C’est de ce point de vue que de nombreuses associations, notamment «Une peine point barre», se placent pour critiquer la double peine qui, selon elles, ne peut être comparée à d’autres peines complémentaires, comme la privation des droits civiques ou l’interdiction d’exercer une activité professionnelle, car elle a des conséquences plus graves. Elle peut, en effet, provoquer la séparation d’une famille et détruire toutes les chances de réinsertion du condamné en le projetant dans un environnement parfois totalement inconnu. «Ce déracinement abrupte et violent -forme nouvelle du bannissement- porte atteinte aux structures psychiques les plus profondes, rompt tout lien social sans lequel il n’est pas de vie humaine digne de ce nom».
Un dispositif «discriminatoire et honteux»
Nicolas Sarkozy a d’ailleurs lui-même fait part de son opinion réservée face au système de la double peine qu’il a jugé «discriminatoire et honteux». C’est pour cette raison qu’il a demandé à un groupe de travail de lui rendre un rapport et de lui faire des propositions pour engager une réforme de ce dispositif juridique.
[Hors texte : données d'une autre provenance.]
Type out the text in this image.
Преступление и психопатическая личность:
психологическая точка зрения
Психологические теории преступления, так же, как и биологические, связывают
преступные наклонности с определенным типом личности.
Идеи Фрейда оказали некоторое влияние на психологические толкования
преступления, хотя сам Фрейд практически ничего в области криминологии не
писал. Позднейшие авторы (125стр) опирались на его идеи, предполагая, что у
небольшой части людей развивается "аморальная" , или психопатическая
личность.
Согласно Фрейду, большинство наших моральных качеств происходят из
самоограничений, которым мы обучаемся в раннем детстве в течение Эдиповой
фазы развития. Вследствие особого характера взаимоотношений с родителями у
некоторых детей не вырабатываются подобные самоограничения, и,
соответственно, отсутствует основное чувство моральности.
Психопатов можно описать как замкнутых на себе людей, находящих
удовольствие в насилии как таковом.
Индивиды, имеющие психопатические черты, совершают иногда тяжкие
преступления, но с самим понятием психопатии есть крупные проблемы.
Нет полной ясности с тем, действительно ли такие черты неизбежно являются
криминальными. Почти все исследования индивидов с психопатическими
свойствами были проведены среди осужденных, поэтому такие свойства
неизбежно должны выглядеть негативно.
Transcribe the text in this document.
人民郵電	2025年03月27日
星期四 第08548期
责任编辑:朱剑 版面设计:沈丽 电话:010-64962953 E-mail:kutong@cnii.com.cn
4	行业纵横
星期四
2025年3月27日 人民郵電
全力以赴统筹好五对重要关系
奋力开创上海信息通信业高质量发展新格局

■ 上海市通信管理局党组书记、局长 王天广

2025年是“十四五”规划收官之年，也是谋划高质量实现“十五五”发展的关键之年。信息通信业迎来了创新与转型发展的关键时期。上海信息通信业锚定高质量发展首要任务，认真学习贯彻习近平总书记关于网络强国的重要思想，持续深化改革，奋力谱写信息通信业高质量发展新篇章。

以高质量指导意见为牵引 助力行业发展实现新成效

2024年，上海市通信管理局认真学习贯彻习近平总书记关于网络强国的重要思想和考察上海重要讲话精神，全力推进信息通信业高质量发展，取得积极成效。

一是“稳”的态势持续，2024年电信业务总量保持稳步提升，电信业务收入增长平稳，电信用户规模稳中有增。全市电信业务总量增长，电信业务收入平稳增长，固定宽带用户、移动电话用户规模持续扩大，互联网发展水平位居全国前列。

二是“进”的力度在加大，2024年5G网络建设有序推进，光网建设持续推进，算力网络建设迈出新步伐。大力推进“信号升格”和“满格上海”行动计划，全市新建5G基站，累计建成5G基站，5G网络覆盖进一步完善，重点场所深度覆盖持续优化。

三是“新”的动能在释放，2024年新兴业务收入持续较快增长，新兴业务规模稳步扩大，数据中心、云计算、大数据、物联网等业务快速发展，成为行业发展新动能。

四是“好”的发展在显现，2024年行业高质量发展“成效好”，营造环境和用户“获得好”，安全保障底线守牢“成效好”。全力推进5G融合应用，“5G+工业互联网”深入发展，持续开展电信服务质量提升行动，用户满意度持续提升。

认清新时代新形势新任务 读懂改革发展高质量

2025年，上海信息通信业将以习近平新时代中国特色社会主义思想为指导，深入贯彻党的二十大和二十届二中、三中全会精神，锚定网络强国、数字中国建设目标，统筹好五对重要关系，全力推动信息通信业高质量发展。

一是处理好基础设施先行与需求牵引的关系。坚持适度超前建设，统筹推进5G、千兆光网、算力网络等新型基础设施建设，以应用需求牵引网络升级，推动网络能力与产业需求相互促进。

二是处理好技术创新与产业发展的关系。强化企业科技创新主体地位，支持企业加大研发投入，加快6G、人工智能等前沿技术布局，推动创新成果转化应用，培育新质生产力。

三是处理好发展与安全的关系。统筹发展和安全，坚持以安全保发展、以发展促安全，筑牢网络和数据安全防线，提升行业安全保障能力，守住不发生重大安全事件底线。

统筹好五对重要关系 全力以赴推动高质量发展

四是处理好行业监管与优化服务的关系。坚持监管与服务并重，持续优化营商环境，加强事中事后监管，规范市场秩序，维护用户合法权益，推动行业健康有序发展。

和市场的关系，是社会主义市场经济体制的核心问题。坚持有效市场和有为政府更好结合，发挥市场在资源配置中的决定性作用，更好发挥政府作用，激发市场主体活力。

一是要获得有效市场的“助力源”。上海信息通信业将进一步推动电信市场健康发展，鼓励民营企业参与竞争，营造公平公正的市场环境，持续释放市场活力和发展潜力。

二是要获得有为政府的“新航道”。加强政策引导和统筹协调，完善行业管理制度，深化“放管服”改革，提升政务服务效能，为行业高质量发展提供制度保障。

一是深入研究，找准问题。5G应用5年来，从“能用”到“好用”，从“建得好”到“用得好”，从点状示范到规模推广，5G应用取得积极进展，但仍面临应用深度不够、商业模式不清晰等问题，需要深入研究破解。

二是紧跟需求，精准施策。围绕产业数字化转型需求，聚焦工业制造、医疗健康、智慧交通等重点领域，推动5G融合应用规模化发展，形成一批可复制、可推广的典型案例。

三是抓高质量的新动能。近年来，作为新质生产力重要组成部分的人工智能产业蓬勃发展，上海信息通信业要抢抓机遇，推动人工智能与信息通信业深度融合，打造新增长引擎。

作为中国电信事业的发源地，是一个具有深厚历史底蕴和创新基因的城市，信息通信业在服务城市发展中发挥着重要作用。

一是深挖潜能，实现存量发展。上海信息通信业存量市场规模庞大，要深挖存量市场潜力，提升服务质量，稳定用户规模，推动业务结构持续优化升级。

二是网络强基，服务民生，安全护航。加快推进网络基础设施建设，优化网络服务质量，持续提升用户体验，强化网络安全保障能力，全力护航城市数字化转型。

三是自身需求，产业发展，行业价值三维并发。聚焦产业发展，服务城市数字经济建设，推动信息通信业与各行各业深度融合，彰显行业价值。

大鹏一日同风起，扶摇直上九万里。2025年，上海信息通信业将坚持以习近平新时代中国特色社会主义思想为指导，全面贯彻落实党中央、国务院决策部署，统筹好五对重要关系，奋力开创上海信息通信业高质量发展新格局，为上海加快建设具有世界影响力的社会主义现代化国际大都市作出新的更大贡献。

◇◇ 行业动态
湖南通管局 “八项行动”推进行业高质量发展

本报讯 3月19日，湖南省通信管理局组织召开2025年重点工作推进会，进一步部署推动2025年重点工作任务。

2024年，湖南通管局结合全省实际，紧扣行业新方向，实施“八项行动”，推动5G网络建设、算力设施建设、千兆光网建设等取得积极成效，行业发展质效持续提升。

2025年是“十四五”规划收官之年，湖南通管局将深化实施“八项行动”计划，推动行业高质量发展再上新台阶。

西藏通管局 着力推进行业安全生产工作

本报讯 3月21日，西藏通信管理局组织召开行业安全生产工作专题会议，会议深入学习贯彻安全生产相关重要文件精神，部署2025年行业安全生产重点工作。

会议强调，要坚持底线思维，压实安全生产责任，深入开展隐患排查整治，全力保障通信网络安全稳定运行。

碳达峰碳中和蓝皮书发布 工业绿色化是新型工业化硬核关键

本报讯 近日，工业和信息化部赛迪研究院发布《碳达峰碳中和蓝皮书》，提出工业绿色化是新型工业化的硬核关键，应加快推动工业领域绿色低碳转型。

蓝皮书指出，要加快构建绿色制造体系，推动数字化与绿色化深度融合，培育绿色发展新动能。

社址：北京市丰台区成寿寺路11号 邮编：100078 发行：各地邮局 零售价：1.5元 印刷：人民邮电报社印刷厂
Ce document, qui lui a été remis au début du mois d’avril 2003, a suscité de nombreuses réserves de la part des associations qui l’ont jugé trop frileux. Il a, en effet, proposé l’instauration d’une «protection absolue» grâce à laquelle certains délinquants étrangers seraient protégés contre l’expulsion. Mais en même temps, il a recommandé le maintien d’un certain nombre d’exceptions et n’a pas remis en cause le principe de l’interdiction du territoire français (ITF).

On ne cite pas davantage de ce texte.